Still not down yet, we have a list of words that is responsible to generate the text string.

In [20]:
word = cell.words[0]
word.get_attribute_names()

{'bbox',
 <WordType.block>,
 <WordType.characters>,
 <Relationships.reading_order>,
 <WordType.tag>,
 <WordType.text_line>,
 <WordType.token_class>,
 <WordType.token_tag>}

The reading order determines the string position. OCR engines generally provide a some heuristics to infer a reading order. This library, however, follows the apporach to disentangle every processing step.

In [21]:
word.characters, word.reading_order, word.token_class

('Gesamtvergütung', 1, None)

The `Page` object is read-only and even though you can change the value it will not be persited.

In [22]:
word.token_class = "ORG"

In [23]:
word #  __repr__ of the base object does carry <WordType.token_class> information.  
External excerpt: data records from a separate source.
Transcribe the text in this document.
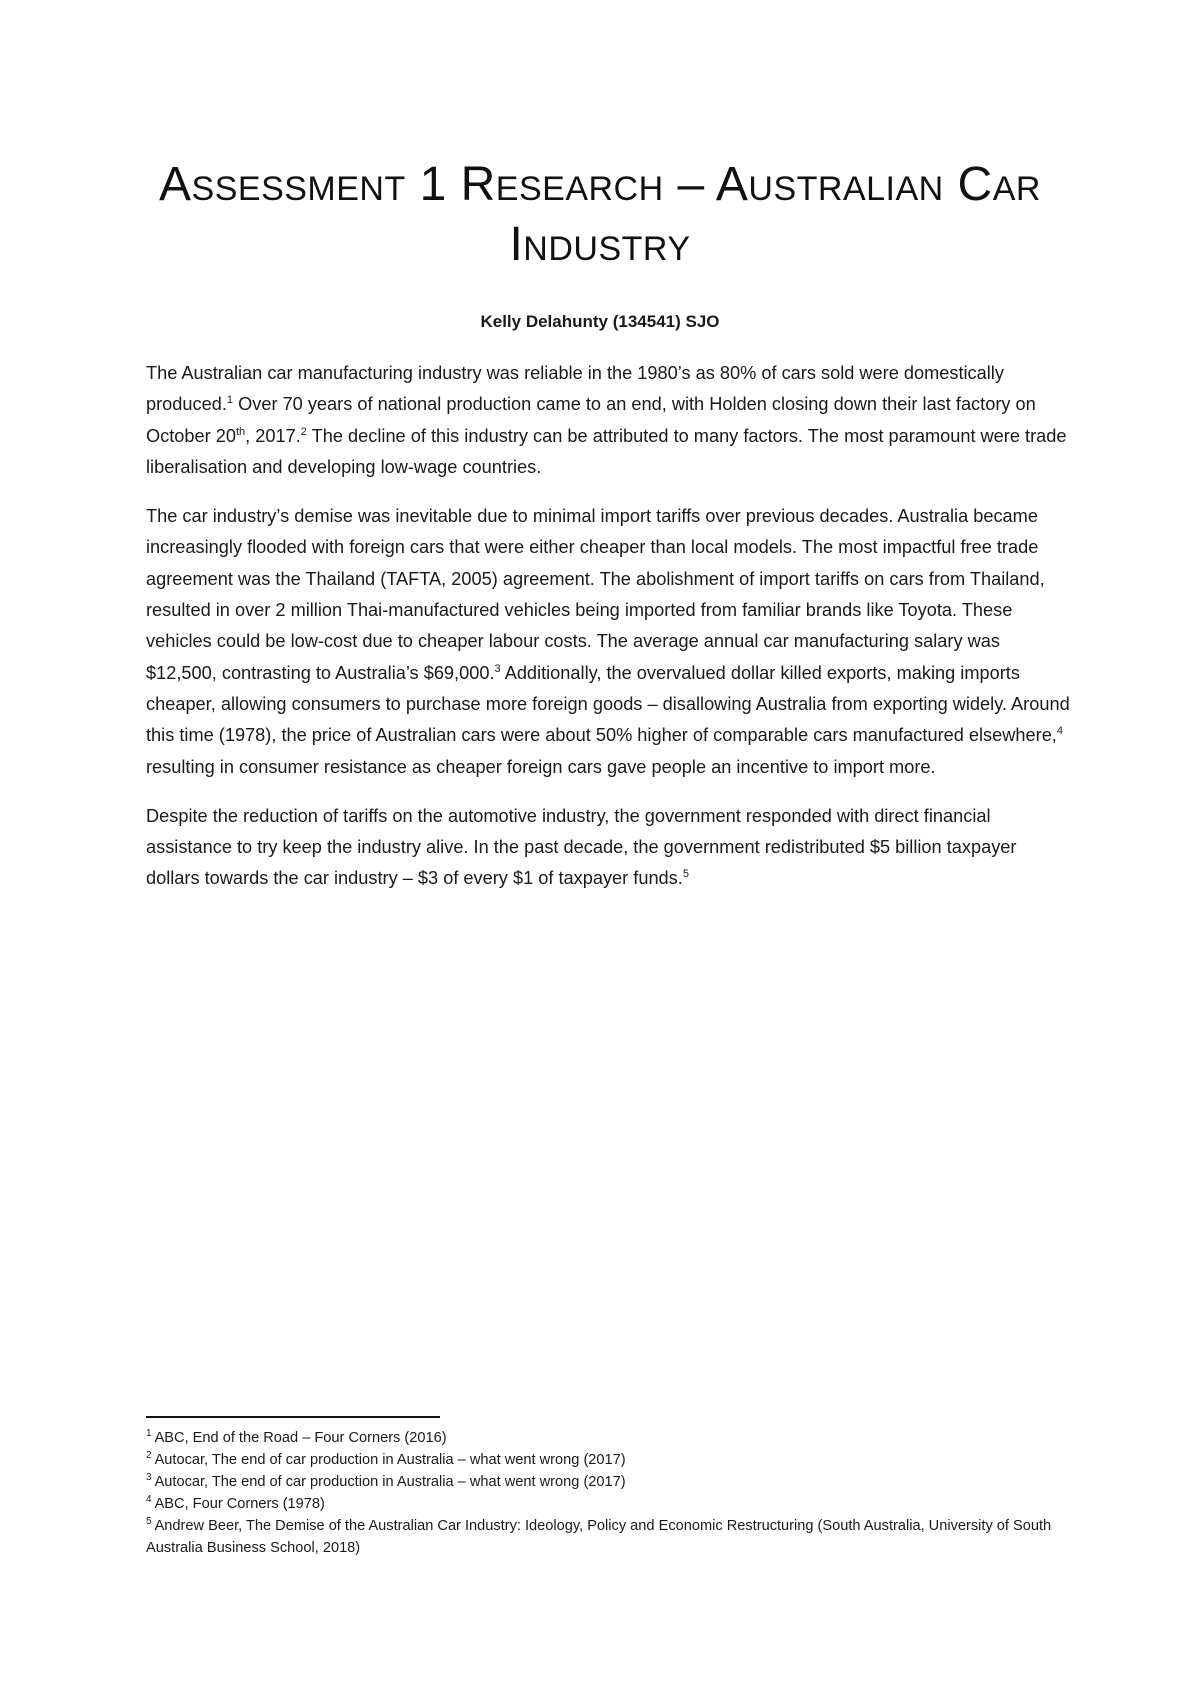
Assessment 1 Research – Australian Car Industry

Kelly Delahunty (134541) SJO

The Australian car manufacturing industry was reliable in the 1980’s as 80% of cars sold were domestically produced.$^1$ Over 70 years of national production came to an end, with Holden closing down their last factory on October 20th, 2017.$^2$ The decline of this industry can be attributed to many factors. The most paramount were trade liberalisation and developing low-wage countries.

The car industry’s demise was inevitable due to minimal import tariffs over previous decades. Australia became increasingly flooded with foreign cars that were either cheaper than local models. The most impactful free trade agreement was the Thailand (TAFTA, 2005) agreement. The abolishment of import tariffs on cars from Thailand, resulted in over 2 million Thai-manufactured vehicles being imported from familiar brands like Toyota. These vehicles could be low-cost due to cheaper labour costs. The average annual car manufacturing salary was $12,500, contrasting to Australia’s $69,000.$^3$ Additionally, the overvalued dollar killed exports, making imports cheaper, allowing consumers to purchase more foreign goods – disallowing Australia from exporting widely. Around this time (1978), the price of Australian cars were about 50% higher of comparable cars manufactured elsewhere,$^4$ resulting in consumer resistance as cheaper foreign cars gave people an incentive to import more.

Despite the reduction of tariffs on the automotive industry, the government responded with direct financial assistance to try keep the industry alive. In the past decade, the government redistributed $5 billion taxpayer dollars towards the car industry – $3 of every $1 of taxpayer funds.$^5$

$^1$ ABC, End of the Road – Four Corners (2016)

$^2$ Autocar, The end of car production in Australia – what went wrong (2017)

$^3$ Autocar, The end of car production in Australia – what went wrong (2017)

$^4$ ABC, Four Corners (1978)

$^5$ Andrew Beer, The Demise of the Australian Car Industry: Ideology, Policy and Economic Restructuring (South Australia, University of South Australia Business School, 2018)
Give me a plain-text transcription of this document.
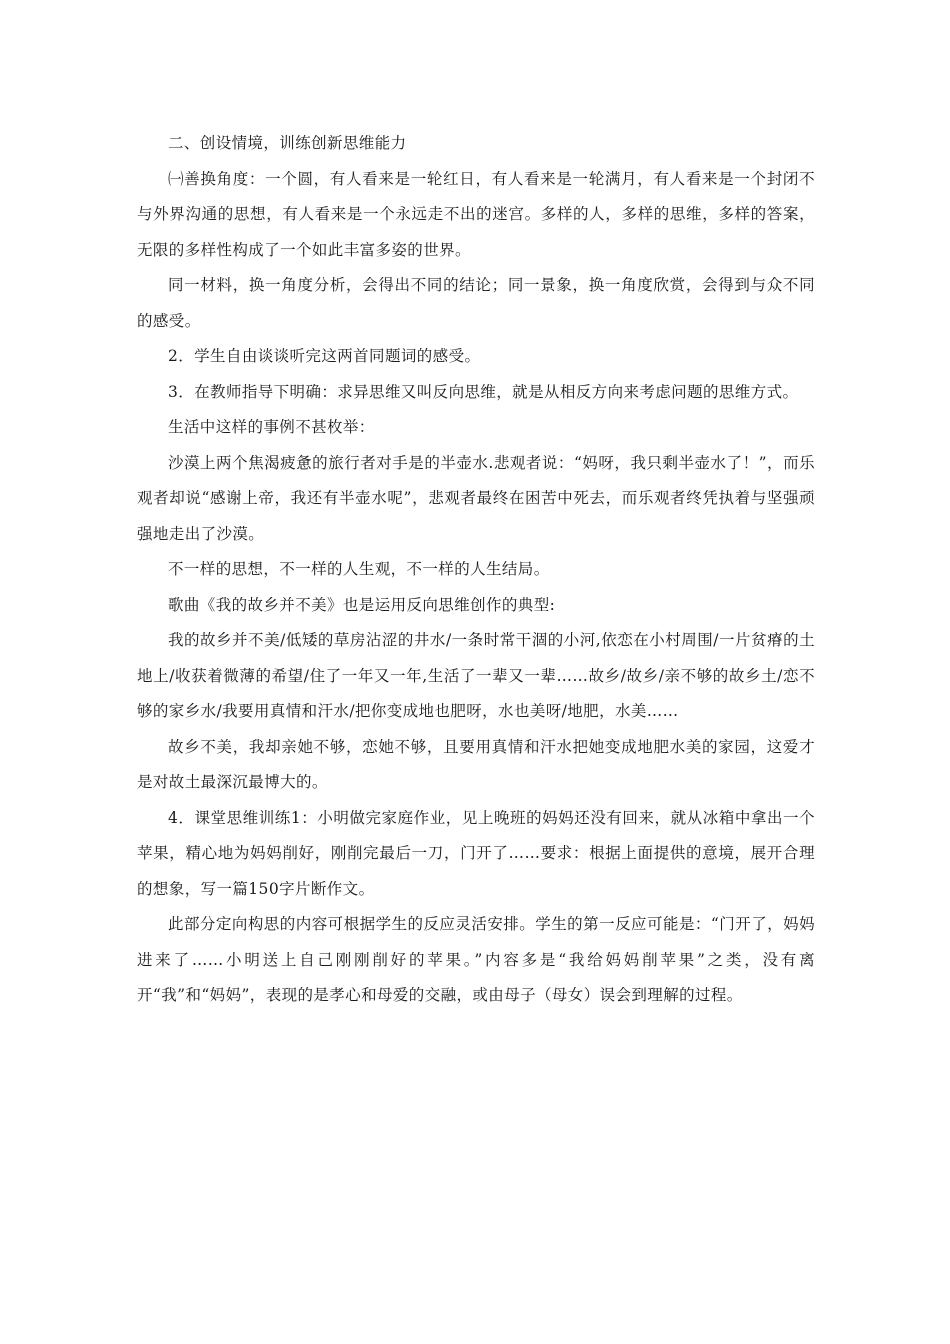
二、创设情境，训练创新思维能力

㈠善换角度：一个圆，有人看来是一轮红日，有人看来是一轮满月，有人看来是一个封闭不与外界沟通的思想，有人看来是一个永远走不出的迷宫。多样的人，多样的思维，多样的答案，无限的多样性构成了一个如此丰富多姿的世界。

同一材料，换一角度分析，会得出不同的结论；同一景象，换一角度欣赏，会得到与众不同的感受。

2．学生自由谈谈听完这两首同题词的感受。

3．在教师指导下明确：求异思维又叫反向思维，就是从相反方向来考虑问题的思维方式。

生活中这样的事例不甚枚举：

沙漠上两个焦渴疲惫的旅行者对手是的半壶水.悲观者说：“妈呀，我只剩半壶水了！”，而乐观者却说“感谢上帝，我还有半壶水呢”，悲观者最终在困苦中死去，而乐观者终凭执着与坚强顽强地走出了沙漠。

不一样的思想，不一样的人生观，不一样的人生结局。

歌曲《我的故乡并不美》也是运用反向思维创作的典型:

我的故乡并不美/低矮的草房沾涩的井水/一条时常干涸的小河,依恋在小村周围/一片贫瘠的土地上/收获着微薄的希望/住了一年又一年,生活了一辈又一辈……故乡/故乡/亲不够的故乡土/恋不够的家乡水/我要用真情和汗水/把你变成地也肥呀，水也美呀/地肥，水美……

故乡不美，我却亲她不够，恋她不够，且要用真情和汗水把她变成地肥水美的家园，这爱才是对故土最深沉最博大的。

4．课堂思维训练1：小明做完家庭作业，见上晚班的妈妈还没有回来，就从冰箱中拿出一个苹果，精心地为妈妈削好，刚削完最后一刀，门开了……要求：根据上面提供的意境，展开合理的想象，写一篇150字片断作文。

此部分定向构思的内容可根据学生的反应灵活安排。学生的第一反应可能是：“门开了，妈妈进来了……小明送上自己刚刚削好的苹果。”内容多是“我给妈妈削苹果”之类，没有离开“我”和“妈妈”，表现的是孝心和母爱的交融，或由母子（母女）误会到理解的过程。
Word(active=True, _annotation_id='f35f5c53-8af3-3ed9-971a-4cd65c0a37ce', category_name=<LayoutType.word>, _category_name=<LayoutType.word>, category_id='1', score=0.91, sub_categories={<WordType.characters>: ContainerAnnotation(active=True, _annotation_id='fa28e8c0-5883-392f-b23b-92adb8537b8a', category_name=<WordType.characters>, _category_name=<WordType.characters>, category_id='None', score=0.91, sub_categories={}, relationships={}, value='Gesamtvergütung'), <WordType.block>: CategoryAnnotation(active=True, _annotation_id='8a40178f-1dff-3a02-81be-2b5f5b6d6250', category_name=<WordType.block>, _category_name=<WordType.block>, category_id='47', score=None, sub_categories={}, relationships={}), <WordType.text_line>: CategoryAnnotation(active=True, _annotation_id='34bd3cdf-0048-3647-af75-b43532688418', category_name=<WordType.text_line>, _category_name=<WordType.text_line>, category_id='1', score=None, sub_categories={}, relationships={}), <Relationships.reading_order>: CategoryAnnotati

You can save your result in a big `.json` file. The default `save` configuration will store the image as b64 string, so be aware: The `.json` file with that image has a size of 6,2 MB!

In [24]:
page.save()

Having saved the results you can easily parse the file into the `Page` format.

In [25]:
path = Path(dd.get_package_path()) / "notebooks/pics/samples/sample_2/sample_2.json"

df = dd.SerializerJsonlines.load(path)
page = dd.Page.from_dict(**next(iter(df)))